Ces paroles mirent le grand vizir dans une étrange agitation. Il y avait quelque temps que le sultan lui avait l’ait entendre que son intention était de donner la princesse sa fille en mariage à un fils qu’il avait. Il craignit, et ce n’était pas sans fondement, que le sultan, ébloui par un présent si riche et si extraordinaire, ne changeât de sentiment. Il s’approcha du sultan, et en lui parlant à l’oreille: «Sire, dit-il, on ne peut disconvenir que le présent ne soit digne de la princesse. Mais je supplie Votre Majesté de m’accorder trois mois avant de se déterminer.

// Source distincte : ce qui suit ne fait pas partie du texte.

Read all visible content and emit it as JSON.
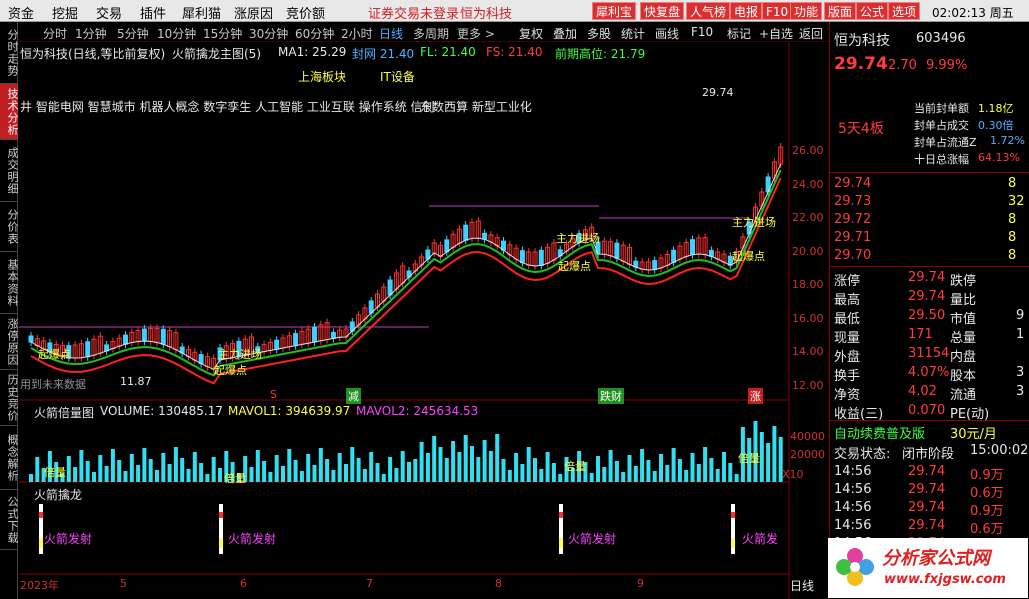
{
  "menubar": {
    "items": [
      "资金",
      "挖掘",
      "交易",
      "插件",
      "犀利猫",
      "涨原因",
      "竞价额"
    ],
    "status": "证券交易未登录",
    "stock": "恒为科技",
    "buttons": [
      "犀利宝",
      "快复盘",
      "人气榜",
      "电报",
      "F10",
      "功能",
      "版面",
      "公式",
      "选项"
    ],
    "clock": "02:02:13 周五"
  },
  "left_tabs": [
    "分时走势",
    "技术分析",
    "成交明细",
    "分价表",
    "基本资料",
    "涨停原因",
    "历史竞价",
    "概念解析",
    "公式下载"
  ],
  "period_bar": {
    "items": [
      "分时",
      "1分钟",
      "5分钟",
      "10分钟",
      "15分钟",
      "30分钟",
      "60分钟",
      "2小时",
      "日线",
      "多周期",
      "更多 >"
    ],
    "active": "日线",
    "tools": [
      "复权",
      "叠加",
      "多股",
      "统计",
      "画线",
      "F10",
      "标记",
      "+自选",
      "返回"
    ]
  },
  "main": {
    "title": "恒为科技(日线,等比前复权)",
    "formula": "火箭擒龙主图(5)",
    "ma1": "MA1: 25.29",
    "ma_lbl": "封网 21.40",
    "fl": "FL: 21.40",
    "fs": "FS: 21.40",
    "prev_high": "前期高位: 21.79",
    "sector": "上海板块",
    "industry": "IT设备",
    "concepts": "东数西算 新型工业化",
    "concept_prefix": "井 智能电网 智慧城市 机器人概念 数字孪生 人工智能 工业互联 操作系统 信创",
    "future": "用到未来数据",
    "low_label": "11.87",
    "high_label": "29.74",
    "tags": [
      "主力进场",
      "起爆点",
      "主力进场",
      "起爆点",
      "主力进场",
      "起爆点",
      "主力进场",
      "起爆点"
    ],
    "marks": [
      "S",
      "减",
      "跌财",
      "涨"
    ]
  },
  "y_axis": {
    "ticks": [
      "26.00",
      "24.00",
      "22.00",
      "20.00",
      "18.00",
      "16.00",
      "14.00",
      "12.00"
    ]
  },
  "volume": {
    "title": "火箭倍量图",
    "vol": "VOLUME: 130485.17",
    "mavol1": "MAVOL1: 394639.97",
    "mavol2": "MAVOL2: 245634.53",
    "labels": [
      "倍量",
      "倍量",
      "倍量",
      "倍量"
    ],
    "ticks": [
      "60000",
      "40000",
      "20000",
      "X10"
    ]
  },
  "rocket": {
    "title": "火箭擒龙",
    "labels": [
      "火箭发射",
      "火箭发射",
      "火箭发射",
      "火箭发"
    ]
  },
  "x_axis": {
    "labels": [
      "2023年",
      "5",
      "6",
      "7",
      "8",
      "9"
    ],
    "period": "日线"
  },
  "right": {
    "name": "恒为科技",
    "code": "603496",
    "price": "29.74",
    "change": "2.70",
    "pct": "9.99%",
    "seal_order": "1.18亿",
    "seal_traded": "0.30倍",
    "seal_float": "1.72%",
    "ten_day": "64.13%",
    "seal_order_lbl": "当前封单额",
    "seal_traded_lbl": "封单占成交",
    "seal_float_lbl": "封单占流通Z",
    "ten_day_lbl": "十日总涨幅",
    "streak": "5天4板",
    "book": [
      {
        "p": "29.74",
        "v": "8"
      },
      {
        "p": "29.73",
        "v": "32"
      },
      {
        "p": "29.72",
        "v": "8"
      },
      {
        "p": "29.71",
        "v": "8"
      },
      {
        "p": "29.70",
        "v": "8"
      }
    ],
    "stats": [
      [
        "涨停",
        "29.74",
        "跌停",
        ""
      ],
      [
        "最高",
        "29.74",
        "量比",
        ""
      ],
      [
        "最低",
        "29.50",
        "市值",
        "9"
      ],
      [
        "现量",
        "171",
        "总量",
        "1"
      ],
      [
        "外盘",
        "31154",
        "内盘",
        ""
      ],
      [
        "换手",
        "4.07%",
        "股本",
        "3"
      ],
      [
        "净资",
        "4.02",
        "流通",
        "3"
      ],
      [
        "收益(三)",
        "0.070",
        "PE(动)",
        ""
      ]
    ],
    "notice": "自动续费普及版",
    "notice_price": "30元/月",
    "trade_state_lbl": "交易状态:",
    "trade_state": "闭市阶段",
    "trade_time": "15:00:02",
    "ticks": [
      [
        "14:56",
        "29.74",
        "0.9万"
      ],
      [
        "14:56",
        "29.74",
        "0.6万"
      ],
      [
        "14:56",
        "29.74",
        "0.9万"
      ],
      [
        "14:56",
        "29.74",
        "0.6万"
      ],
      [
        "14:56",
        "29.74",
        "0.9万"
      ]
    ]
  },
  "watermark": "分析家公式网",
  "watermark_url": "www.fxjgsw.com"
}
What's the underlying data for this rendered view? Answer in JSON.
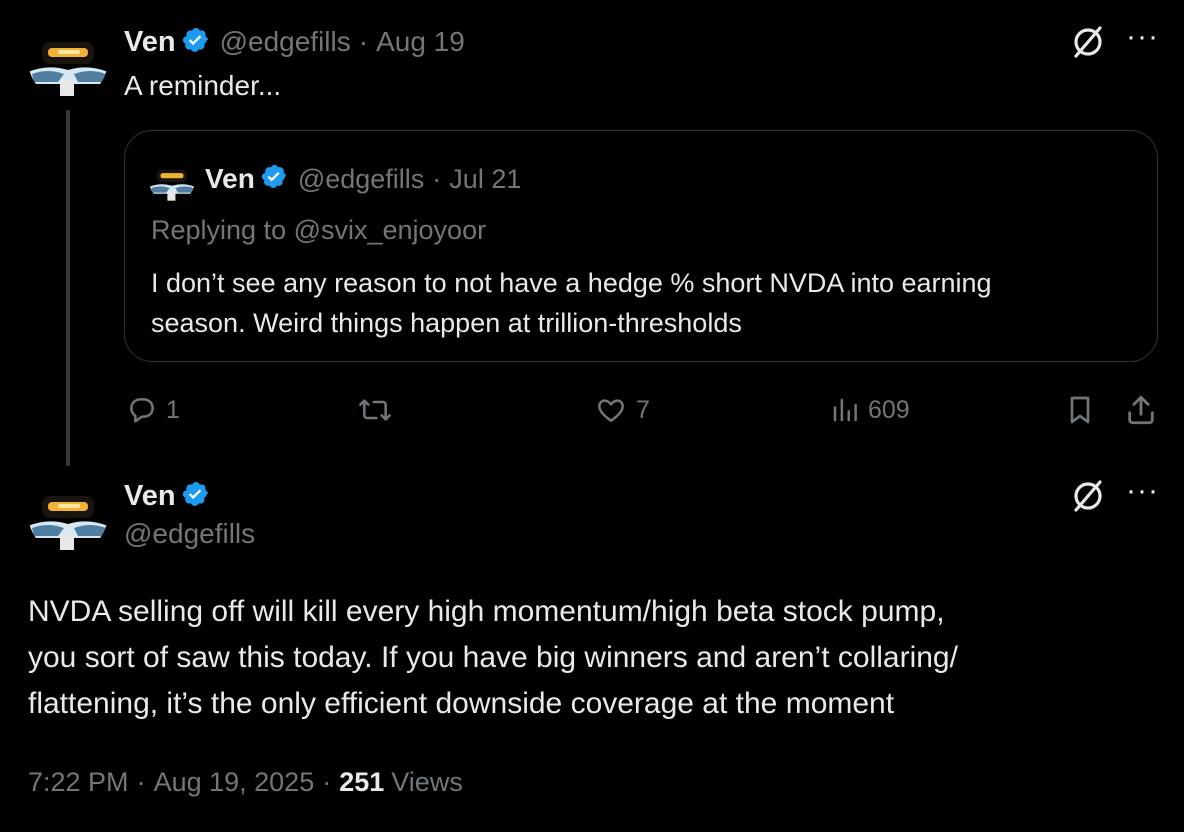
{
  "tweet": {
    "author": {
      "name": "Ven",
      "handle": "@edgefills"
    },
    "date_sep": "·",
    "date": "Aug 19",
    "text": "A reminder...",
    "quote": {
      "author": {
        "name": "Ven",
        "handle": "@edgefills"
      },
      "date_sep": "·",
      "date": "Jul 21",
      "replying_to": "Replying to @svix_enjoyoor",
      "text_line1": "I don’t see any reason to not have a hedge % short NVDA into earning",
      "text_line2": "season. Weird things happen at trillion-thresholds"
    },
    "actions": {
      "replies": "1",
      "reposts": "",
      "likes": "7",
      "views": "609"
    }
  },
  "main_tweet": {
    "author": {
      "name": "Ven",
      "handle": "@edgefills"
    },
    "text_line1": "NVDA selling off will kill every high momentum/high beta stock pump,",
    "text_line2": "you sort of saw this today. If you have big winners and aren’t collaring/",
    "text_line3": "flattening, it’s the only efficient downside coverage at the moment",
    "time": "7:22 PM",
    "sep1": "·",
    "date": "Aug 19, 2025",
    "sep2": "·",
    "view_count": "251",
    "views_label": "Views"
  },
  "icons": [
    "grok-icon",
    "more-icon",
    "verified-icon",
    "reply-icon",
    "repost-icon",
    "like-icon",
    "views-icon",
    "bookmark-icon",
    "share-icon"
  ],
  "colors": {
    "background": "#000000",
    "text": "#e7e9ea",
    "secondary": "#71767b",
    "verified": "#1d9bf0",
    "border": "#2f3336"
  }
}
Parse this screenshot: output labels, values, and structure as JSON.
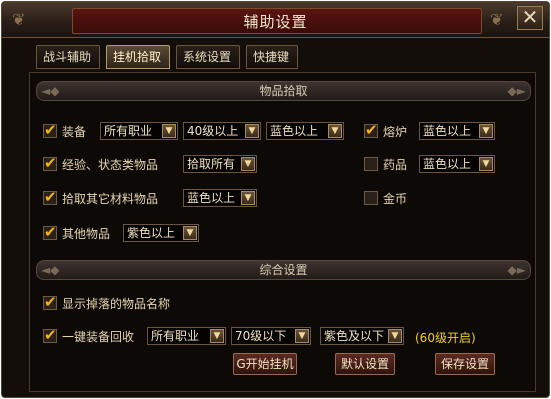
{
  "window": {
    "title": "辅助设置"
  },
  "tabs": [
    {
      "label": "战斗辅助"
    },
    {
      "label": "挂机拾取"
    },
    {
      "label": "系统设置"
    },
    {
      "label": "快捷键"
    }
  ],
  "pickup": {
    "header": "物品拾取",
    "equipment": {
      "label": "装备",
      "class_select": "所有职业",
      "level_select": "40级以上",
      "quality_select": "蓝色以上"
    },
    "exp_items": {
      "label": "经验、状态类物品",
      "select": "拾取所有"
    },
    "materials": {
      "label": "拾取其它材料物品",
      "select": "蓝色以上"
    },
    "other": {
      "label": "其他物品",
      "select": "紫色以上"
    },
    "furnace": {
      "label": "熔炉",
      "select": "蓝色以上"
    },
    "medicine": {
      "label": "药品",
      "select": "蓝色以上"
    },
    "gold": {
      "label": "金币"
    }
  },
  "general": {
    "header": "综合设置",
    "show_names": {
      "label": "显示掉落的物品名称"
    },
    "recycle": {
      "label": "一键装备回收",
      "class_select": "所有职业",
      "level_select": "70级以下",
      "quality_select": "紫色及以下",
      "note": "(60级开启)"
    }
  },
  "buttons": {
    "start": "G开始挂机",
    "default": "默认设置",
    "save": "保存设置"
  },
  "colors": {
    "title_plate": "#3a0b08",
    "accent": "#f2b418",
    "note": "#f0d020"
  }
}
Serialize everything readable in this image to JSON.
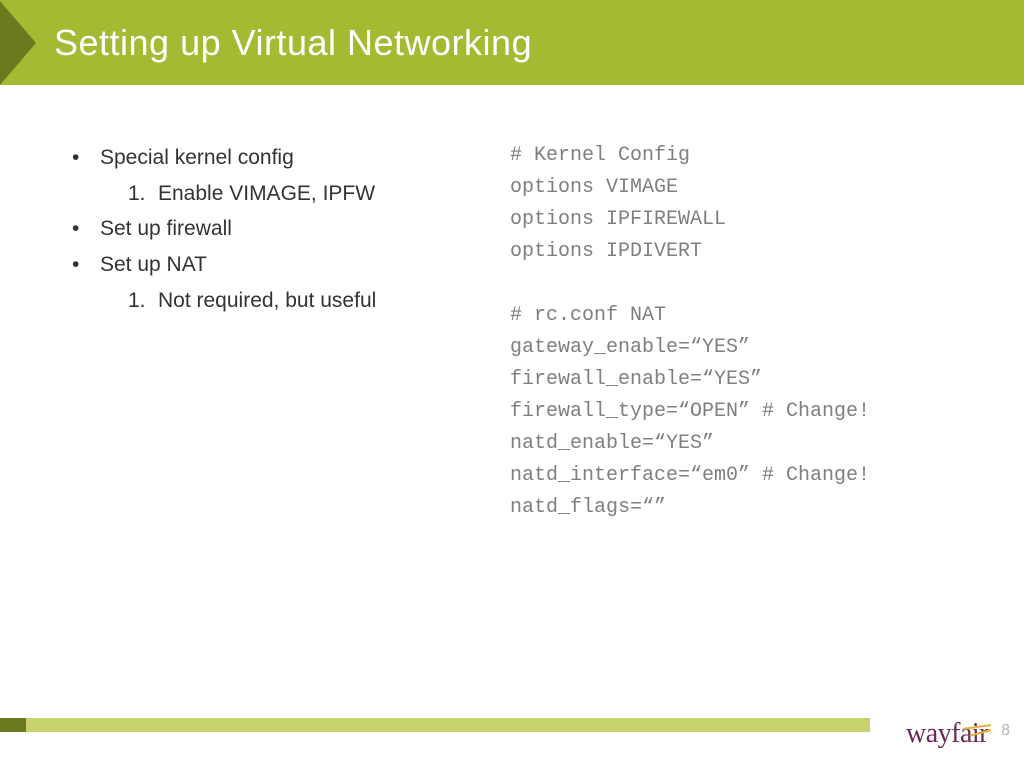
{
  "title": "Setting up Virtual Networking",
  "bullets": {
    "b1": "Special kernel config",
    "b1_1_num": "1.",
    "b1_1": "Enable VIMAGE, IPFW",
    "b2": "Set up firewall",
    "b3": "Set up NAT",
    "b3_1_num": "1.",
    "b3_1": "Not required, but useful"
  },
  "code": {
    "l1": "# Kernel Config",
    "l2": "options VIMAGE",
    "l3": "options IPFIREWALL",
    "l4": "options IPDIVERT",
    "l5": "",
    "l6": "# rc.conf NAT",
    "l7": "gateway_enable=“YES”",
    "l8": "firewall_enable=“YES”",
    "l9": "firewall_type=“OPEN” # Change!",
    "l10": "natd_enable=“YES”",
    "l11": "natd_interface=“em0” # Change!",
    "l12": "natd_flags=“”"
  },
  "page_number": "8",
  "logo_text": "wayfair"
}
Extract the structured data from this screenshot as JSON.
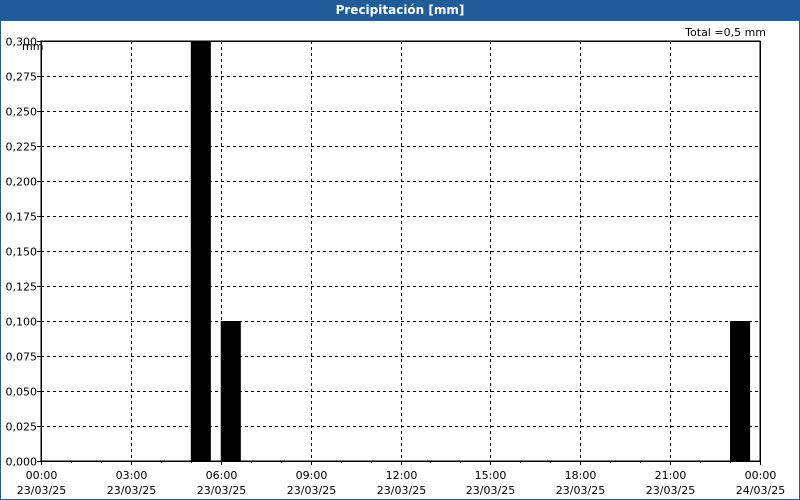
{
  "window": {
    "title": "Precipitación [mm]"
  },
  "summary": {
    "total_label": "Total =0,5 mm"
  },
  "colors": {
    "titlebar": "#1f5c99",
    "bar": "#000000",
    "grid": "#000000"
  },
  "chart_data": {
    "type": "bar",
    "title": "Precipitación [mm]",
    "ylabel": "mm",
    "xlabel": "",
    "ylim": [
      0,
      0.3
    ],
    "y_ticks": [
      "0,000",
      "0,025",
      "0,050",
      "0,075",
      "0,100",
      "0,125",
      "0,150",
      "0,175",
      "0,200",
      "0,225",
      "0,250",
      "0,275",
      "0,300"
    ],
    "x_range_hours": [
      0,
      24
    ],
    "x_ticks": [
      {
        "hour": 0,
        "time": "00:00",
        "date": "23/03/25"
      },
      {
        "hour": 3,
        "time": "03:00",
        "date": "23/03/25"
      },
      {
        "hour": 6,
        "time": "06:00",
        "date": "23/03/25"
      },
      {
        "hour": 9,
        "time": "09:00",
        "date": "23/03/25"
      },
      {
        "hour": 12,
        "time": "12:00",
        "date": "23/03/25"
      },
      {
        "hour": 15,
        "time": "15:00",
        "date": "23/03/25"
      },
      {
        "hour": 18,
        "time": "18:00",
        "date": "23/03/25"
      },
      {
        "hour": 21,
        "time": "21:00",
        "date": "23/03/25"
      },
      {
        "hour": 24,
        "time": "00:00",
        "date": "24/03/25"
      }
    ],
    "bars": [
      {
        "start_hour": 5.0,
        "end_hour": 5.67,
        "value": 0.3
      },
      {
        "start_hour": 6.0,
        "end_hour": 6.67,
        "value": 0.1
      },
      {
        "start_hour": 23.0,
        "end_hour": 23.67,
        "value": 0.1
      }
    ],
    "grid": true
  }
}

J’espère qu’avant ce temps-là, mon fils, sur qui elle a eu la bonté de me témoigner qu’elle avait jeté les yeux, aura de quoi lui en faire un d’un plus grand prix que celui d’Aladdin, que Votre Majesté ne connaît pas.» Le sultan, quoique bien persuadé qu’il n’était pas possible que son grand vizir pût trouver à son fils de quoi faire un présent d’une aussi grande conséquence à la princesse sa fille, ne laissa pas néanmoins de l’écouter et de lui accorder cette grâce. Ainsi, en se retournant du côté de la mère d’Aladdin, il lui dit: «Allez, bonne femme, retournez chez vous, et dites à votre fils que j’agrée la proposition que vous m’avez faite de sa part, mais que je ne puis marier la princesse ma fille que je ne lui aie fait faire un ameublement, qui ne sera prêt que dans trois mois. Ainsi revenez en ce temps-là.»